Silly and childish, Saint's Row: The Third is a great Game
Sometimes absurdity is a welcome distraction. Saint's Row: The Third is extremely absurd. From the look of the various gangs around Steelport to the activities from the opening bank robbery to the end decision and how it's handled, this is an absurd game. Saints Row has always been absurd though. Even with the mostly straight forward first game in the series there were still crazy activities like picking up hos from abusive pimps and delivering them into the assumed friendlier arms of the Third Street Saints where the hos would continue hoing. Taking Saints Row: The Third serious is a dangerous decision seeing how seriously the game takes itself. That is to say you throw jars of fart gas to immobilize assailants and club them to death with a giant dildo bat.
The story is loose to say the least. New city, new gangs to fight, zombie uprising, a paramilitary organization sent to clean the streets who look suspiciously like the EDF from Volition's Red Faction: Guerrilla, a senator obsessed with looking good, and a bunch of other nonsense. It's really just a pretext for the action and jokes though. There's some characterization, but it's mostly minimal. These aren't real characters like something out of GTA 5. These are a five year old's idea of what gangsters are like. There is a gang of computer hackers able to do anything regardless of sense like shutting off a helicopter through hacking magic. A pimp named Zimos who speaks entirely in auto-tune and talks about 'bitches' at all times. It's goofy and that's totally fine. Mostly successful jokes fill the writing and the situations inherently silly enough that, well, playing as a toilet in a virtual reality sim is something to behold.

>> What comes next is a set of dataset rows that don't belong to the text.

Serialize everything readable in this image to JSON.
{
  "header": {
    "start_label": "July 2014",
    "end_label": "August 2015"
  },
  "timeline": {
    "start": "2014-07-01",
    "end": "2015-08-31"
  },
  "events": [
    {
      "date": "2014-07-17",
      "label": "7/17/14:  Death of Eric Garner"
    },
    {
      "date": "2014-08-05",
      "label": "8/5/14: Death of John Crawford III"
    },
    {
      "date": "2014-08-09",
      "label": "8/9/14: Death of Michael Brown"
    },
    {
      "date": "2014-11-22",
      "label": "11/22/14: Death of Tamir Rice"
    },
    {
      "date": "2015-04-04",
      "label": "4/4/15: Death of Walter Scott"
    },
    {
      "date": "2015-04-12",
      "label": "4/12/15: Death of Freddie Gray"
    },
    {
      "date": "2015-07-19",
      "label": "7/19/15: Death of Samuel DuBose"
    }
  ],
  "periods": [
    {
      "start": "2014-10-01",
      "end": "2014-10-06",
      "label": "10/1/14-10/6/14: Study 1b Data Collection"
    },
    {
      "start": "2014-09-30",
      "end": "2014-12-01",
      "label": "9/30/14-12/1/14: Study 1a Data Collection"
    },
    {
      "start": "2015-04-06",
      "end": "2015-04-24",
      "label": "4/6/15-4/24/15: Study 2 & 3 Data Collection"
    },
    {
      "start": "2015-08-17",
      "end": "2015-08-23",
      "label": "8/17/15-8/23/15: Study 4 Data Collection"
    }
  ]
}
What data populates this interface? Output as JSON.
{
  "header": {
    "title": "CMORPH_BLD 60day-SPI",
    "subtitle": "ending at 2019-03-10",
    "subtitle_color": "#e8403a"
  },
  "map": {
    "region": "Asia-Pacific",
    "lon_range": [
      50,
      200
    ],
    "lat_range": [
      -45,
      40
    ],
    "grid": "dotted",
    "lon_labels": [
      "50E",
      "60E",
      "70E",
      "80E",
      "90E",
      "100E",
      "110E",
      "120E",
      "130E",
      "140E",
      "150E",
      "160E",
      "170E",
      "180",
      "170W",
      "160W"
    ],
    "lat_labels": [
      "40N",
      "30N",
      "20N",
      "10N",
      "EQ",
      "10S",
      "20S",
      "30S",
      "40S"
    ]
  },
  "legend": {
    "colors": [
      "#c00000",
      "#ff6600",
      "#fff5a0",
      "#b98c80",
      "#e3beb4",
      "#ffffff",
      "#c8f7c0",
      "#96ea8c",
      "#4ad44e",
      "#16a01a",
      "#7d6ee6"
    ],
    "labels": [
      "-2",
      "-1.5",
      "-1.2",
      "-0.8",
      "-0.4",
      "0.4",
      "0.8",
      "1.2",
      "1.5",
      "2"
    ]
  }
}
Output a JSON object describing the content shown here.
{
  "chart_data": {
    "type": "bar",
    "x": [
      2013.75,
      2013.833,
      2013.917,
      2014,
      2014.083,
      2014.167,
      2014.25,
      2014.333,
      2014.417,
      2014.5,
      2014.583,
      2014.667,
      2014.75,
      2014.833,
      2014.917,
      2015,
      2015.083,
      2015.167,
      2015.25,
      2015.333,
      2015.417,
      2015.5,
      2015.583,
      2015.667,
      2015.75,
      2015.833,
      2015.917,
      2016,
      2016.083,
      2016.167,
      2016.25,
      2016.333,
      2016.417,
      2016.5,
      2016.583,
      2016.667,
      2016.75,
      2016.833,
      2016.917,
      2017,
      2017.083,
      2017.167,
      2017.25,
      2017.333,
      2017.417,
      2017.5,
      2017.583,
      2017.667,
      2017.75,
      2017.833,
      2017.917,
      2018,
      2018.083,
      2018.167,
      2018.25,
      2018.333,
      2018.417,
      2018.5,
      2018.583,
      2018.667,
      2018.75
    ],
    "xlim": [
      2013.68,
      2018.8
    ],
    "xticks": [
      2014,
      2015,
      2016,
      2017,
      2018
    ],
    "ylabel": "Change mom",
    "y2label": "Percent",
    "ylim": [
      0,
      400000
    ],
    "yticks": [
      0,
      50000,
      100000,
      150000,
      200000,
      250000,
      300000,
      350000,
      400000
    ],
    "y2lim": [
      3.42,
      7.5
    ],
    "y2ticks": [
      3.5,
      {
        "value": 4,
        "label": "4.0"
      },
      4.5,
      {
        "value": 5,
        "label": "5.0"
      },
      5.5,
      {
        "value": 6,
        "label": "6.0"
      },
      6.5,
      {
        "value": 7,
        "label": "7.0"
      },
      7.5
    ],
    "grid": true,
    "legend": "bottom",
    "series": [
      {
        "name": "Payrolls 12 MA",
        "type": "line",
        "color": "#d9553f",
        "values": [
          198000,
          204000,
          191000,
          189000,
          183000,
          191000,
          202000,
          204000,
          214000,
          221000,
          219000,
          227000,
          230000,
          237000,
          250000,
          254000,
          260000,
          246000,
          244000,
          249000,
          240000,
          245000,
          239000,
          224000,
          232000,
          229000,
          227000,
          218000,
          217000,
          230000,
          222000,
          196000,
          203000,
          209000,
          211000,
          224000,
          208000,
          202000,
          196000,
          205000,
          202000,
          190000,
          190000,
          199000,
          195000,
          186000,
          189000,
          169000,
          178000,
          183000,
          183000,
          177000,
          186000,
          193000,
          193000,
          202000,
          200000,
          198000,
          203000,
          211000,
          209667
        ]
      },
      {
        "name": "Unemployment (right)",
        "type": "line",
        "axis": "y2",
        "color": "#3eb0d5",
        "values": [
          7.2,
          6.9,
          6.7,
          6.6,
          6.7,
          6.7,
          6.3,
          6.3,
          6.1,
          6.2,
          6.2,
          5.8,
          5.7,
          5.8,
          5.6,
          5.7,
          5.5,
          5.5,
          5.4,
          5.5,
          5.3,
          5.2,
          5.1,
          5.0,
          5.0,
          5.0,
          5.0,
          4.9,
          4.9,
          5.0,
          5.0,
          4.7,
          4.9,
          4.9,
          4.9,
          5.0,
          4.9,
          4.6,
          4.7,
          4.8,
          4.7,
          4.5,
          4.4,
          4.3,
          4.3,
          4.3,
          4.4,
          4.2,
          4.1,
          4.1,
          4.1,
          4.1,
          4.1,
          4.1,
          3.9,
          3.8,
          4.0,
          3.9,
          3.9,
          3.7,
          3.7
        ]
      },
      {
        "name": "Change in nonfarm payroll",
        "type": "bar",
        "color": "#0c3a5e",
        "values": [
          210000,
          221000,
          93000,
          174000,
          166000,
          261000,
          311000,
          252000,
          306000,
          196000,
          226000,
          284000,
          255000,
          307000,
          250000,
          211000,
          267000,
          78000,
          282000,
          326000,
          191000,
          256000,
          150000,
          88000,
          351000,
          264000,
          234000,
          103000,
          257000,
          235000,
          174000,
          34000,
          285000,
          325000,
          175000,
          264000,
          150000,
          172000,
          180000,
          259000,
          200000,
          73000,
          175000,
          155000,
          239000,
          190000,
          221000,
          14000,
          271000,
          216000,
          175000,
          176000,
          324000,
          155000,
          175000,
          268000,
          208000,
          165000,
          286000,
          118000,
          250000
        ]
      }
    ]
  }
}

The meat and potatoes of the game remains shooting loads of rival gangsters, cops, furries, and a myriad of others intent on stopping the Saint's seizure of Steeelport. The shooting is fun throughout with accurate enemies that can keep you on the move trying to find cover through ducking and diving. Frustrating is that specialist enemies will often blitz with grenades or a heavy melee attack that will take off half your health and send you scurrying for new cover only to be gunned down by his cronies. To have this happen with regularity on some missions is more aggravating than fun. When the right balance is struck, however, and it often is, the combat is invigorating. Headshots and nutshots are rewarded with respect that levels up your character and unlocks bonuses that, when bought, confer bonuses like taking reduced damage from bullets, falls, explosions or sprinting forever. The driving is often imprecise and crashes happen no matter how short the drive. Cars are plentiful and extremely easy to steal as holding the sprint button and hijacking a car sends your character feet first through the window kicking the previous occupant out. Again, just absurd.
The various activities around Steelport are mostly rehashes of previous activities from the previous games in the series with a few new ones thrown in. There's the Running Man esque Professor Genki's gameshow that pits contestants against armed furries in a mad sprint to the end collecting rewards along the way. The commentary is what makes this however with the two hosts completely indifferent to the murder on screen making comments about how a shotgun may not be right for one of the hosts. Amusingly, Genki's gameshow always takes place in a dilapidated warehouse. It was easy to disregard the rest of the activities late in the game as money kept rolling in from buying proprieties to taking over territory from rival gangs by, of course, slaughtering their henchmen in special locations throughout the city.
For those looking for a good distraction from serious games, Saint's Row: The Third is a great sell. It's fun, irrelevant, you jump from a plane while Power is playing, there's a radio station of just Adult Swim music and Hulk Hogan is a phone call away. Plus you can play as a toilet.